1. Why using explicit template argument changes the compiler failure. Statement (1) and (2) gives different error, where (1) claims the call is ambiguous, where as (2) claims it cannot access private data members. For ex. when compiling with VC++ (similar behavior with g++), I see the following errors

   1>Source.cpp(8): warning C4522: 'Foo<int>' : multiple assignment operators specified
   1>          Source.cpp(20) : see reference to class template instantiation 'Foo<int>' being compiled
   1>Source.cpp(21): error C2593: 'operator =' is ambiguous
   1>          Source.cpp(7): could be 'Foo<int> &Foo<int>::operator =(Foo<int> &)'
   1>          Source.cpp(5): or       'Foo<int> &Foo<int>::operator =(Foo<int>)'
   1>          while trying to match the argument list '(Foo<int>, Foo<int>)'
   1>Source.cpp(23): error C2248: 'Bar<int>::operator =' : cannot access private member declared in class 'Bar<int>'
   1>          Source.cpp(15) : see declaration of 'Bar<int>::operator ='
   

2. Why both (3) and (4) where I perform an explicit cast doesn't fail. Why it isn't ambiguous nor its trying to access the reference overload which is private.
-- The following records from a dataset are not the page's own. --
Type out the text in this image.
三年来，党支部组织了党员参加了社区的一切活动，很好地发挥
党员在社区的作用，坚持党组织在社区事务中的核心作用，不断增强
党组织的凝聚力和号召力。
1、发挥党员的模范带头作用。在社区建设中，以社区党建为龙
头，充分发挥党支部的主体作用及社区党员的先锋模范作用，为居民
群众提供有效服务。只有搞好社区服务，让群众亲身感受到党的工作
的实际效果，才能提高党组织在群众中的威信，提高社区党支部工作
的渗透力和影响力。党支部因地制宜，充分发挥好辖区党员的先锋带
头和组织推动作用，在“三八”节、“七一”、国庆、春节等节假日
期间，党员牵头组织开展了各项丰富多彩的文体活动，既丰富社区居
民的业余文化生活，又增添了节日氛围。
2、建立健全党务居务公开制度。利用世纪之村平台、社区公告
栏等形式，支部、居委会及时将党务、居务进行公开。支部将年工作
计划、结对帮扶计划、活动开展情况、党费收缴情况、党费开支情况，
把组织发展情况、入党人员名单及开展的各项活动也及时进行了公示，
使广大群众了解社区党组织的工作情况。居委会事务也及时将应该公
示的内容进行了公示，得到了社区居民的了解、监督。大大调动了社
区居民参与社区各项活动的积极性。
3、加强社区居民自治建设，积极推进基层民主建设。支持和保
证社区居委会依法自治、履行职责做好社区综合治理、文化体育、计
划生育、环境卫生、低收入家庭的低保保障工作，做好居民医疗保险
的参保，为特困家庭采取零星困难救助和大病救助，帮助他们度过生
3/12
3. Why in case (2) it gives preference to the reference overload in contrast to the value overloaded function/operator.

Note An IDEONE version in case you want to play with the code. Note Can you please provide appropriate references.

Answer 1

1. Both overloads of Foo::operator= are equally good matches for overload resolution purposes - hence ambiguity. That's not the case for Bar::operator= - other things equal, overload resolution prefers non-templates over templates. So the private operator= is a better match - but of course it then fails access check.

2. Foo<int>(f2) is a temporary, and can't bind to non-const reference. The overload taking its parameter by value is the only viable candidate.

3. It doesn't give preference to reference overload - it gives preference to non-template overload. You can confirm that by switching them around.